Yamaha AV Controller App
What sets this app apart? The pinch and pull functions are a cool way to physically manipulate the screen to make the sound follow you around a room. That rates high on the impress-your-friends meter.
Yamaha’s app works with both iOS and Android, as well as the Kindle Fire, which allows access to Google Play apps.
Along with the basic audio and video tweaks one can perform with Yamaha equipment, there’s also something called DSP Parameter Adjustment. Swipe your finger and pinch in or pull out and the sound within the room will adjust along with your movement. This might be useful if, as often happens at a party, the group starts to congregate in the kitchen instead of the living room, and you want to ensure the music follows along with you. Or if you’re a die-hard football fan and want to keep on top of the score even during a quick bathroom break.
Additionally, you can manually tweak settings like treble and bass, adding extra bass if you want; subwoofer trim; and even adjust dialogue levels. You can choose from a number of predefined settings to auto-adjust based on the content you’re listening to or watching. Options range from Roleplaying Game and Music Video, to Drama, Adventure, and Sports.
As with Pioneer, some Yamaha receivers also boast HTC Connect. And you can control compatible Yamaha Blu-ray players with this app, too.
Onkyo Remote and Integra Remote Apps
Onkyo Remote for iOS & Android / Integra Remote for iOS & Android
What sets this app apart? The high quality music streaming capabilities will strike a chord with modern audiophiles looking for the best listening experience possible.
Earlier this month, Onkyo released a firmware update for its mobile app to add support for Spotify Connect with compatible models. In the receiver line, that includes the TX-NR535, TX-NR636, TX-NR737, TX-NR838, TX-NR1030, and TX-NR3030 network models.

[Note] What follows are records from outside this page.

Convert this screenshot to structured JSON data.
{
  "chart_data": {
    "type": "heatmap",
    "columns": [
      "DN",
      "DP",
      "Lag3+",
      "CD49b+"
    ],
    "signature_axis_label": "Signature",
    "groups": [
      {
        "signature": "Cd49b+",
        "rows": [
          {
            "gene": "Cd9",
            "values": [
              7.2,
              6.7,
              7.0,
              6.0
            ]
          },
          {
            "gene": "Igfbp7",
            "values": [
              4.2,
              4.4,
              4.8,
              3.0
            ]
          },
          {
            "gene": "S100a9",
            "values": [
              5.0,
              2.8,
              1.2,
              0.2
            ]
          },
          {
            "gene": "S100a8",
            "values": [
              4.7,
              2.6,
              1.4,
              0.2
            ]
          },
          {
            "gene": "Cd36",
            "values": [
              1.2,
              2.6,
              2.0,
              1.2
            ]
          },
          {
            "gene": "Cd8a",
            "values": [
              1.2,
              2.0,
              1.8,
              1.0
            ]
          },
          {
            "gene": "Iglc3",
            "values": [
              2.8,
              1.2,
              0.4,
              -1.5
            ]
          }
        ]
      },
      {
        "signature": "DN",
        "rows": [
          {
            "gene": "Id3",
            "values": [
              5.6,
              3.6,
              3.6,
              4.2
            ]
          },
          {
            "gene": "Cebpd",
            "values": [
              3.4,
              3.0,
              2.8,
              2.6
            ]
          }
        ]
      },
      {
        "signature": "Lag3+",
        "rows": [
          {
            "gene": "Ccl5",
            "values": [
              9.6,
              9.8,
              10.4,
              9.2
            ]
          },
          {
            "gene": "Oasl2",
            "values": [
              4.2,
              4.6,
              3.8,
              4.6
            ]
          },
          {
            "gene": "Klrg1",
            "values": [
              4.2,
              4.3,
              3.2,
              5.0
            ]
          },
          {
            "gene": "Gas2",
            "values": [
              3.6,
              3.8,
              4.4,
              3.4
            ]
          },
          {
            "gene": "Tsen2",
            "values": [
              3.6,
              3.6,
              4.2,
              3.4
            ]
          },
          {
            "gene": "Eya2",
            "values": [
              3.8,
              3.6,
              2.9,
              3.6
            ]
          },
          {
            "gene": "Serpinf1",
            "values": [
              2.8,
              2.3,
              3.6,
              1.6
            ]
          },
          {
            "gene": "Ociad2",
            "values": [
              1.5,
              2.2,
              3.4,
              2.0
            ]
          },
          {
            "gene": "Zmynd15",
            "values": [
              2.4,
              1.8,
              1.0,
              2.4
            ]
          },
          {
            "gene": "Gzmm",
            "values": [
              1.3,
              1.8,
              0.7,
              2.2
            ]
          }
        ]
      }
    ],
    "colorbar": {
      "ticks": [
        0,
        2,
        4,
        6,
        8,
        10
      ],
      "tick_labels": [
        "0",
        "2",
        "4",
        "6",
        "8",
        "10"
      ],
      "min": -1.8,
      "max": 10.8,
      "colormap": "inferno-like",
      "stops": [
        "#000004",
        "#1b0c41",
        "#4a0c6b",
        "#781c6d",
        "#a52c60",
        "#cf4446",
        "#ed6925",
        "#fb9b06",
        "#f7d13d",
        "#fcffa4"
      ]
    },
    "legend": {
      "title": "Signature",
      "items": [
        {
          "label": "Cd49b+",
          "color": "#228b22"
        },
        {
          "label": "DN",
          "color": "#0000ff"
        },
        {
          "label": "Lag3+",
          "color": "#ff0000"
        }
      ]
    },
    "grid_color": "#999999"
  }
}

With the upgrade, Spotify Premium subscribers can stream music from a connected smartphone or tablet to the AV system, and make calls from the same device while the music is playing, all without interruption.
A new version of the Onkyo app (version 3) supports streaming music, including, with some models, high-resolution PCM audio (DSD for receivers made in 2013 and later), FLAC, and Apple Lossless. It can also stream lossless and compressed audio from DLNA devices. And with some receiver models, you can even stream music directly from an iPhone or iPod Touch, as well as an Android device.
You can control music in up to three different zones of the home with this app; and make basic music playback adjustments, like ton and listening modes.
There are plenty more A/V receiver apps out there, but we hope our list will give you the gist of what they can do. Primary advantages include multi-room music listening, the ability to control audio in various zones of a home to suit personal preferences, and even specific location in a room, all in some really cool ways. This might mean getting some upbeat tunes going as soon as you hop out of the shower in the morning, or adjusting sound of the big game so it’s still audible while you enjoy a beer with your buds a few feet away on the patio. Playing around with the various audio and video settings can give you a better idea of what your system can (or can’t) do.
And let’s not forget that AVR apps do indeed function as pretty slick back-up remotes, too. Above all else, simply pulling out your phone to turn on the TV, switch channels, and turn up the volume will impress the heck out of your friends and family.